New OAIC investigation into Clearview AI


Denham Sadler
Senior Reporter

The Australian Privacy Commissioner has officially launched an investigation into controversial facial recognition tool Clearview AI.

Clearview AI, based in the US and founded by an Australian, offers a facial recognition app allowing users to upload a photo of an individual and have it matched against the company’s database with a reported 3 billion images, hoovered up from around the internet, such as from Facebook and LinkedIn. The service then provides a link to where that photo was found on the internet.

The company sells its app as a “research tool used by law enforcement agencies to identify perpetrators and victims of crime”.

Digital ID facial recognition
Facial recognition: Privacy commissioner looks into Clearview Ai

The app is popular among law enforcement agencies around the world, and has been used by the Australian Federal Police. It was thrust into the public spotlight following an investigation by the New York Times at the start of this year, with widespread claims that it was illegal and unethical.

The Office of the Australian Information Commissioner has been conducting preliminary investigations into Clearview AI since late January, and has now determined that further action is needed.

The investigation, to be conducted with the OAIC’s UK counterpart, will focus on the controversial company’s use of “scraped” data from around the internet and the biometrics of individuals.

“The investigation highlights the importance of enforcement cooperation in protecting the personal information of Australian and UK citizens in a globalised data environment,” the OAIC said in a statement.

It comes after Clearview AI said it had ceased operations in Canada following a similar privacy probe by the Canadian privacy office.

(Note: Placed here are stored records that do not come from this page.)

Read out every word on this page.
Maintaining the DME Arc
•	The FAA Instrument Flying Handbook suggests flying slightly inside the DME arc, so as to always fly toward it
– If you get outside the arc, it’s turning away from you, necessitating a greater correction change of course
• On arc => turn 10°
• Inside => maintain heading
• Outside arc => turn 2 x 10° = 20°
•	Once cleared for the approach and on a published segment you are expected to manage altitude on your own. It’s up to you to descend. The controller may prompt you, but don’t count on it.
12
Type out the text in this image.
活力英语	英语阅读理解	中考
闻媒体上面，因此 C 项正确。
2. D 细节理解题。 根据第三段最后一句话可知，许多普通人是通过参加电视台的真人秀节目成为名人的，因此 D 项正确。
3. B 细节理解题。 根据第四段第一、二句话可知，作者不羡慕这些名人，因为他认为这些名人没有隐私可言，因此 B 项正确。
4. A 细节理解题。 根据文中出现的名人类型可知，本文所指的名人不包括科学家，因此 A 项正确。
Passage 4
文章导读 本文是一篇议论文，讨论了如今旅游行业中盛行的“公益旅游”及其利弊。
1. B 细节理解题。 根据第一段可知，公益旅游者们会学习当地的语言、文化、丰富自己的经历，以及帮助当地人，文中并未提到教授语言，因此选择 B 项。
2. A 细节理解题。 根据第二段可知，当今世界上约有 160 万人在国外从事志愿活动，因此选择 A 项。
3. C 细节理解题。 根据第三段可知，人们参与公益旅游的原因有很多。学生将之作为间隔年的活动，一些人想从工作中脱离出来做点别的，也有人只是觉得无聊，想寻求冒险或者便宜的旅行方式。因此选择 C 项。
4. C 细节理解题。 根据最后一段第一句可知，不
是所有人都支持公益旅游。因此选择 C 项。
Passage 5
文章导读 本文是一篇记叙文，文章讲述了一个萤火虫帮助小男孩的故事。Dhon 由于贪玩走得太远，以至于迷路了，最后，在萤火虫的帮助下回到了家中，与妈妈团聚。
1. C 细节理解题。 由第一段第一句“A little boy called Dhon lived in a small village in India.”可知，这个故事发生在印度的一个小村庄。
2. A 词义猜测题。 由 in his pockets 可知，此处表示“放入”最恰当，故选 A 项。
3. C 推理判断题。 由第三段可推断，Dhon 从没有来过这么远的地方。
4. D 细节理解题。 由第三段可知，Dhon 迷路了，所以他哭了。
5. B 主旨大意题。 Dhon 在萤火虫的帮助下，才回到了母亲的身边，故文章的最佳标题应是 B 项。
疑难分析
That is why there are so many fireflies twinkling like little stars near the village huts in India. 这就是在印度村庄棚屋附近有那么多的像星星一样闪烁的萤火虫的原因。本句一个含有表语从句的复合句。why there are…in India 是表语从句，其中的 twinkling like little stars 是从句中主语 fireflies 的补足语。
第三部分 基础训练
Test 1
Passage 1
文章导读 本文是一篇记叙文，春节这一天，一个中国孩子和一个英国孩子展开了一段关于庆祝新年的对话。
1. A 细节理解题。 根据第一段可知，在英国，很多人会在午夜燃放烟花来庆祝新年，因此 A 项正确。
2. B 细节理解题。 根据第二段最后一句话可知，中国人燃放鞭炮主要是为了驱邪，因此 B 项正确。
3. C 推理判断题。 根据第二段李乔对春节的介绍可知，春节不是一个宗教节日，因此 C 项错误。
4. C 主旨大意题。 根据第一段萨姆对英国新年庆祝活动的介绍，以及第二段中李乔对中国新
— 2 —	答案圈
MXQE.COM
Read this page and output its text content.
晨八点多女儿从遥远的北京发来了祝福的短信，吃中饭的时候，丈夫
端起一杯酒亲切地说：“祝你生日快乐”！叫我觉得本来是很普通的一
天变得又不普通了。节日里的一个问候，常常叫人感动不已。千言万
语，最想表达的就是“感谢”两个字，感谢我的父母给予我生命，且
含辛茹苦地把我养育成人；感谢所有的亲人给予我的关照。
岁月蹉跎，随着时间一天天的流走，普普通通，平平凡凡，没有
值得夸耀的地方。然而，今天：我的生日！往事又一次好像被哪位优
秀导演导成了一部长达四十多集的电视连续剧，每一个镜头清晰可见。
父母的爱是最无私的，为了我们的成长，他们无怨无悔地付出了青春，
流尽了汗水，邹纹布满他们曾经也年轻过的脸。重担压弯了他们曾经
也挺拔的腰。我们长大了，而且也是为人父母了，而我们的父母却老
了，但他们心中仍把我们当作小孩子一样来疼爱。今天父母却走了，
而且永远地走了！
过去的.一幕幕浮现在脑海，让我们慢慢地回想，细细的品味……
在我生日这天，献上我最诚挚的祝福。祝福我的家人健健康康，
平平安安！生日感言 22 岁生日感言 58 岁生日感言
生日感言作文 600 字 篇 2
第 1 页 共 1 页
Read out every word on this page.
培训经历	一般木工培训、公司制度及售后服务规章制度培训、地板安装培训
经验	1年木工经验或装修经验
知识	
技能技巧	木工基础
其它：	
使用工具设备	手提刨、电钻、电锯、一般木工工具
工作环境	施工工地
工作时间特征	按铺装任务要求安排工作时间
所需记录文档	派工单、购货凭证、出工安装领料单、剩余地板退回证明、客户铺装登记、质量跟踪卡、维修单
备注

It had been in use by over 30 police clients in Canada.

Clearview AI has been used on multiple occasions by Australian police, despite the Australian Federal Police previously flat-out denying this.

But it was revealed earlier this year that between 2 November 2019 and 22 January 2020, members of the AFP-led Australian Centre to Counter Child Exploitation registered for a free trial of Clearview AI and conducted a “limited pilot of the system in order to ascertain its suitability”.

BuzzFeed News revealed recently that 2200 law enforcement agencies from around the world had used Clearview AI at least once.

Freedom of Information Act documents recently released showing correspondence between Clearview AI representatives and Victoria Police officers.

The Clearview AI representatives claimed the service is like a “Google search for faces”, with police able to “instantly get results from mugshots, social media and other publicly available sources”.

“Our technology combines the most accurate facial identification software worldwide with the single biggest proprietary database of facial images to help you find the suspects you’re looking for,” an email from Clearview AI said.

The use by the Victoria Police officers was just to test the system, with open-source images uploaded to trial it, the force said.

A Victoria Police spokesperson said Clearview was not used for any investigations, and its use has since been discontinued.

“The technology was deemed unsuitable and there is no ongoing operational use of this platform,” the Victoria Police spokesperson said.

“Victoria Police uploaded a small number of publicly available stock images to Clearview AI to test the technology. No images linked to any investigation by Victoria Police were uploaded as part of this testing process.”

There has been widespread global backlash against the use of facial recognition technology by law enforcement in recent months, with a number of tech giants temporarily pausing sales to law enforcement.

Despite these concerns, the Australia government is still planning to create a national biometrics database allowing authorities and law enforcement to conduct facial recognition matches, with legislation expected to be re-introduced to Parliament soon.